Référendum sur l'IVG en Irlande : un tournant historique ?
L'interdiction d'avorter est inscrite dans la Constitution irlandaise. Les Irlandais se prononceront ce vendredi sur la question de changer ou non cette situation. Les sondages donnent les partisans d'une libéralisation - soutenue par le gouvernement et le Parlement - clairement en tête. Les commentateurs prennent la température du pays à la veille du référendum et brossent le tableau d'un pays fortement catholique en train de redéfinir ses valeurs.
Les plus jeunes privés du droit de vivre
Si l'interdiction d'avorter disparaissait, le Parlement pourrait dorénavant décider de la vie ou de la mort à la majorité simple, met en garde la chroniqueuse Breda O'Brien dans The Irish Times :
«Je pense que chacune et chacun devrait avoir le droit de vivre, que le père ait été un violeur ou non. Mais je sais qu'il est possible de modifier la constitution de façon pour que certains avortements puissent être autorisés par la loi dans des cas particulièrement traumatisants tels que des viols. Mais si nous votons pour une suppression du [huitième] amendement de la constitution, il n'y aura plus de retour possible. Nous consacrerons dans la constitution le droit des députés de décider à notre place. Et nous priverons les plus jeunes êtres humains de leur droit de vivre et de prendre un jour eux-mêmes des décisions.»
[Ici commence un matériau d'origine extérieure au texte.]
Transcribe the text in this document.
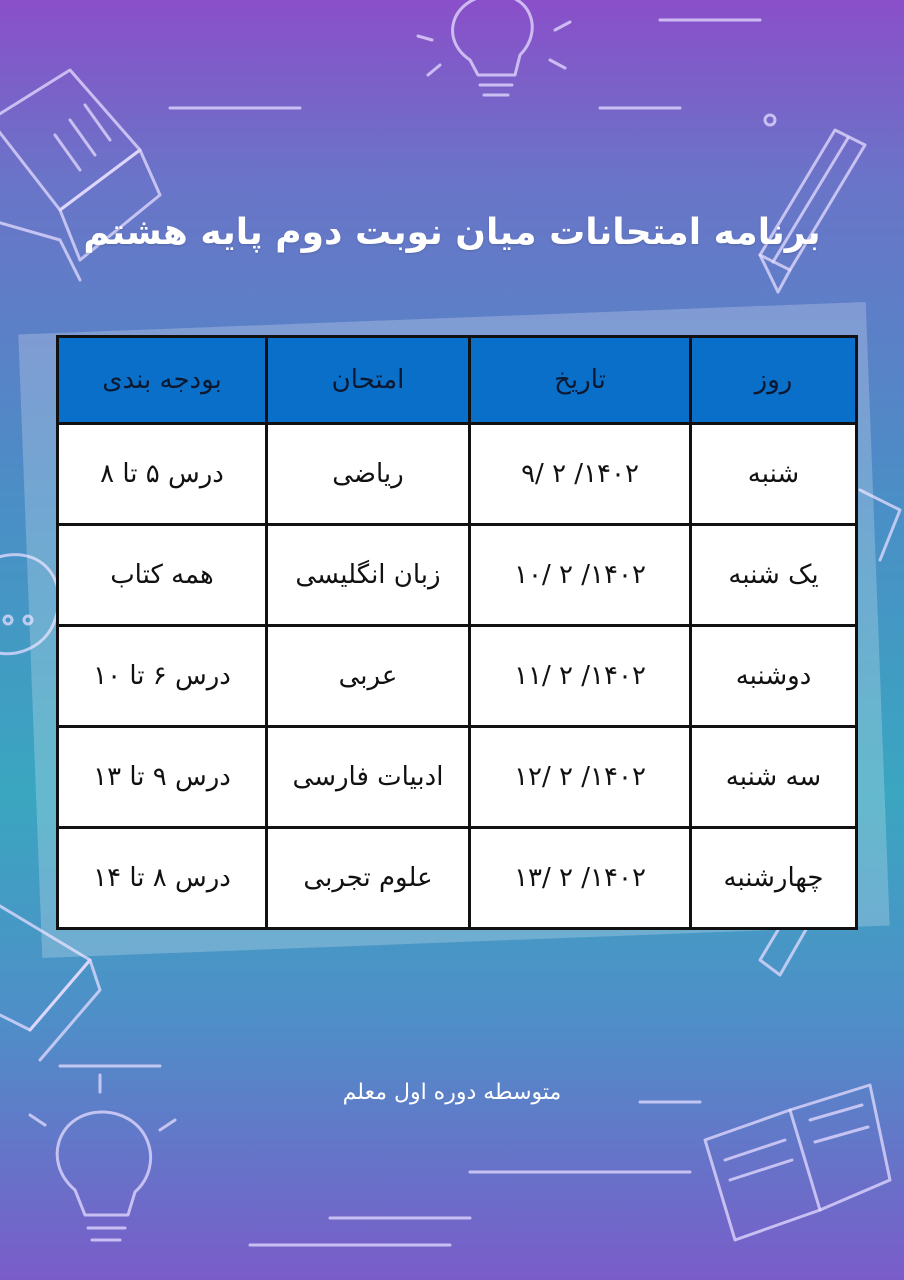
برنامه امتحانات میان نوبت دوم پایه هشتم
روز	تاریخ	امتحان	بودجه بندی
شنبه	۱۴۰۲/ ۲ /۹	ریاضی	درس ۵ تا ۸
یک شنبه	۱۴۰۲/ ۲ /۱۰	زبان انگلیسی	همه کتاب
دوشنبه	۱۴۰۲/ ۲ /۱۱	عربی	درس ۶ تا ۱۰
سه شنبه	۱۴۰۲/ ۲ /۱۲	ادبیات فارسی	درس ۹ تا ۱۳
چهارشنبه	۱۴۰۲/ ۲ /۱۳	علوم تجربی	درس ۸ تا ۱۴
متوسطه دوره اول معلم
Retrouver les repères moraux
L'Irlande semble se débarrasser du dernier reliquat de son passé catholique, croit savoir le journaliste Mario Danneels, qui vit dans ce pays, dans De Morgen :
«On peut constater de nombreux signes d'espoir : le fait qu'une campagne citoyenne soutienne les pro-IVG, que les badges, t-shirts et sacs arborant un 'Oui' dominent, que les personnes qui distribuent des tracts anti-IVG semblent assez perdues ou sont presque chassées à coups de bâtons des rues commerçantes. Et l'on remarque que la plus grande ingérence religieuse vient des Etats-Unis. Au cours de la campagne, le rôle joué par l'Eglise irlandaise a été négligeable. Celle-ci s'est manifestement rendue à l'évidence qu'elle a galvaudé son crédit. ... De nombreux Irlandais estiment que l'enjeu de ce référendum n'est pas uniquement l'avortement, mais également la boussole morale du pays. Et ils souhaitent qu'elle soit calibrée une fois pour toutes sur le présent.»
Un pays divisé
Index souligne que c'est une décision de principe que la société irlandaise est appelée à prendre :
«Forcer des fœtus à vivre en dépit de graves troubles du développement, et des grossesses à être portées à terme au péril de la vie de la mère, qui accouchera d'un mort-né. Mais il faut aussi évoquer les enfants qui ne seraient pas nés sans cette dure législation, et parler des familles heureuses. C'est un pays profondément divisé mais de plus en plus libéral qui va se prononcer : veut-il, en 2018, conserver un droit à l'avortement strict - le plus rigide d'Europe - aligné sur une Eglise catholique en perte de vitesse ? ... Quelle que soit l'issue du scrutin, une chose est sûre : ni le thème, ni la profonde division de la société ne disparaîtront. Ni d'ailleurs les avortements, sachant qu'en moyenne, dix 'touristes de l'avortement' se rendent chaque jour en Angleterre pour y pratiquer une IVG.»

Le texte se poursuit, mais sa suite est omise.